Amir M, Agarwal H K
Department of Pharmaceutical Chemistry, Faculty of Pharmacy, Hamdard University, New Delhi, India.
Pharmazie. 2005 Aug;60(8):563-70.
Cyclooxygenase-2 (COX-2) is an enzyme induced by inflammatory and mitogenic stimuli and results in enhanced synthesis of PGs in inflamed and neoplastic tissues. It is associated with cell proliferation and growth, in various cancerous conditions. We review the potential mechanisms of cancer reduction with COX-2 inhibitors and the preclinical evidence suggesting their effectiveness. Results of our study show that COX-2 is a regulatory factor for a number of pathways that can result in cancer. COX-2 makes cells resistant to apoptosis and promote angiogenesis, metastasis and cancer cell cycle by controlling number of targets. We found that, COX-2 selective inhibitors (like celecoxib and NS-398) can suppress the cancer both by COX-2 dependent and COX-2 independent pathways.
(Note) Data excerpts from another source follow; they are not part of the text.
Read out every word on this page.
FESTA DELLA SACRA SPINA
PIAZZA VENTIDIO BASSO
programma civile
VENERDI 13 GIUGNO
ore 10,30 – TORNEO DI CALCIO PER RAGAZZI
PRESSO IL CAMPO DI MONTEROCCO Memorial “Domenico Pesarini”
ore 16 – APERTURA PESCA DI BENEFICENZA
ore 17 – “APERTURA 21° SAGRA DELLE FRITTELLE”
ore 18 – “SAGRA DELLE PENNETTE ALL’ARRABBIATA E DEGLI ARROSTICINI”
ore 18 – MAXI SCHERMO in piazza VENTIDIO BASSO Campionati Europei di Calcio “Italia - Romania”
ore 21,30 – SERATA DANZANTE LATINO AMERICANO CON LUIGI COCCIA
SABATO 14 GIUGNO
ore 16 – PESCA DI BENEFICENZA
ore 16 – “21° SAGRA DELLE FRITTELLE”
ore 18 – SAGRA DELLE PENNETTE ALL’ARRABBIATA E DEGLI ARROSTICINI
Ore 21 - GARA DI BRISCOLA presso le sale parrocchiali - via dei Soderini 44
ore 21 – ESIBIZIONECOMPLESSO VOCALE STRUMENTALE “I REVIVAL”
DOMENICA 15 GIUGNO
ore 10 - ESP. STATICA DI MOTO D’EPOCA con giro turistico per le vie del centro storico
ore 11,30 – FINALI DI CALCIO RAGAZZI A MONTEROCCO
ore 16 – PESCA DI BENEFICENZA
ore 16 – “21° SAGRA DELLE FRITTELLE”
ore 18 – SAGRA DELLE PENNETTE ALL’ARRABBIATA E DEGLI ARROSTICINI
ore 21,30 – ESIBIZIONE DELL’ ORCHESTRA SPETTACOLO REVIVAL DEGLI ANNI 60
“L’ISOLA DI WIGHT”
COX-2 inhibitors can also produce synergic effects when used with other anti-cancer therapies. Thus, it is concluded that COX-2 selective inhibitors may be promising agents for prevention and treatment of cancer.
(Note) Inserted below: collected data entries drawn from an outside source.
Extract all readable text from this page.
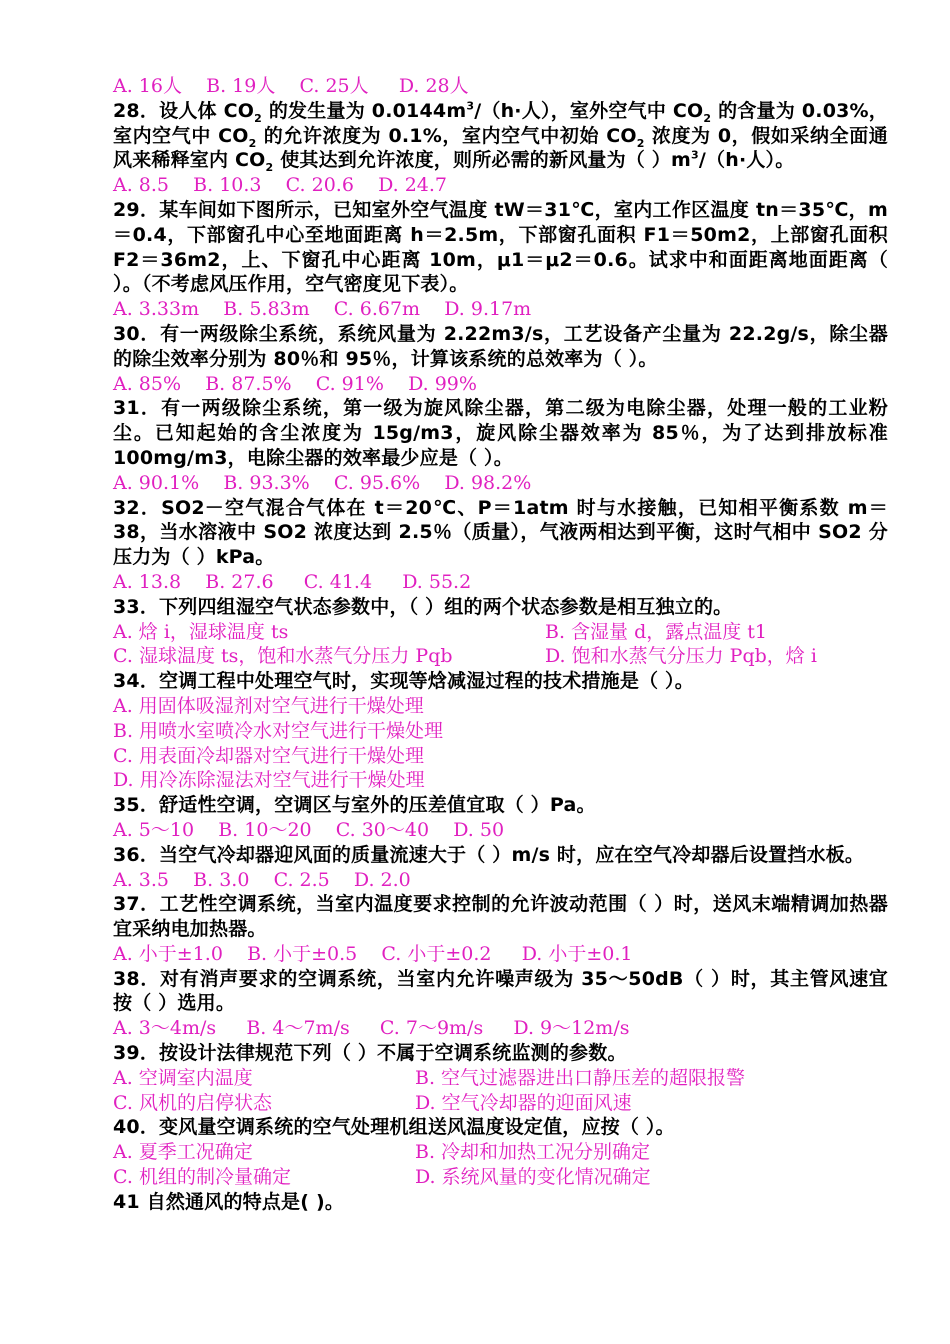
A. 16人    B. 19人    C. 25人     D. 28人
28．设人体 $CO_2$ 的发生量为 $0.0144m^3/(h\cdot$人），室外空气中 $CO_2$ 的含量为 0.03%，室内空气中 $CO_2$ 的允许浓度为 0.1%，室内空气中初始 $CO_2$ 浓度为 0，假如采纳全面通风来稀释室内 $CO_2$ 使其达到允许浓度，则所必需的新风量为（ ）$m^3/(h\cdot$人）。
A. 8.5    B. 10.3    C. 20.6    D. 24.7
29．某车间如下图所示，已知室外空气温度 tW＝31℃，室内工作区温度 tn＝35℃，m＝0.4，下部窗孔中心至地面距离 h＝2.5m，下部窗孔面积 F1＝50m2，上部窗孔面积 F2＝36m2，上、下窗孔中心距离 10m，μ1＝μ2＝0.6。试求中和面距离地面距离（ ）。（不考虑风压作用，空气密度见下表）。
A. 3.33m    B. 5.83m    C. 6.67m    D. 9.17m
30．有一两级除尘系统，系统风量为 2.22m3/s，工艺设备产尘量为 22.2g/s，除尘器的除尘效率分别为 80％和 95％，计算该系统的总效率为（ ）。
A. 85%    B. 87.5%    C. 91%    D. 99%
31．有一两级除尘系统，第一级为旋风除尘器，第二级为电除尘器，处理一般的工业粉尘。已知起始的含尘浓度为 15g/m3，旋风除尘器效率为 85％，为了达到排放标准 100mg/m3，电除尘器的效率最少应是（ ）。
A. 90.1%    B. 93.3%    C. 95.6%    D. 98.2%
32．SO2－空气混合气体在 t＝20℃、P＝1atm 时与水接触，已知相平衡系数 m＝38，当水溶液中 SO2 浓度达到 2.5％（质量），气液两相达到平衡，这时气相中 SO2 分压力为（ ）kPa。
A. 13.8    B. 27.6     C. 41.4     D. 55.2
33．下列四组湿空气状态参数中，（ ）组的两个状态参数是相互独立的。
A. 焓 i，湿球温度 ts	B. 含湿量 d，露点温度 t1
C. 湿球温度 ts，饱和水蒸气分压力 Pqb	D. 饱和水蒸气分压力 Pqb，焓 i
34．空调工程中处理空气时，实现等焓减湿过程的技术措施是（ ）。
A. 用固体吸湿剂对空气进行干燥处理
B. 用喷水室喷冷水对空气进行干燥处理
C. 用表面冷却器对空气进行干燥处理
D. 用冷冻除湿法对空气进行干燥处理
35．舒适性空调，空调区与室外的压差值宜取（ ）Pa。
A. 5～10    B. 10～20    C. 30～40    D. 50
36．当空气冷却器迎风面的质量流速大于（ ）m/s 时，应在空气冷却器后设置挡水板。
A. 3.5    B. 3.0    C. 2.5    D. 2.0
37．工艺性空调系统，当室内温度要求控制的允许波动范围（ ）时，送风末端精调加热器宜采纳电加热器。
A. 小于±1.0    B. 小于±0.5    C. 小于±0.2     D. 小于±0.1
38．对有消声要求的空调系统，当室内允许噪声级为 35～50dB（ ）时，其主管风速宜按（ ）选用。
A. 3～4m/s     B. 4～7m/s     C. 7～9m/s     D. 9～12m/s
39．按设计法律规范下列（ ）不属于空调系统监测的参数。
A. 空调室内温度	B. 空气过滤器进出口静压差的超限报警
C. 风机的启停状态	D. 空气冷却器的迎面风速
40．变风量空调系统的空气处理机组送风温度设定值，应按（ ）。
A. 夏季工况确定	B. 冷却和加热工况分别确定
C. 机组的制冷量确定	D. 系统风量的变化情况确定
41 自然通风的特点是( )。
环氧化酶-2(COX-2)是一种由炎症和促有丝分裂刺激诱导产生的酶,可导致炎症组织和肿瘤组织中前列腺素(PGs)的合成增加。在各种癌症情况下,它与细胞增殖和生长相关。我们综述了COX-2抑制剂降低癌症风险的潜在机制以及提示其有效性的临床前证据。我们的研究结果表明,COX-2是许多可导致癌症的信号通路的调节因子。COX-2通过控制多个靶点,使细胞对凋亡产生抗性,并促进血管生成、转移和癌细胞周期。我们发现,COX-2选择性抑制剂(如塞来昔布和NS-398)可通过COX-2依赖性和COX-2非依赖性途径抑制癌症。COX-2抑制剂与其他抗癌疗法联合使用时也可产生协同效应。因此,得出结论,COX-2选择性抑制剂可能是预防和治疗癌症的有前景的药物。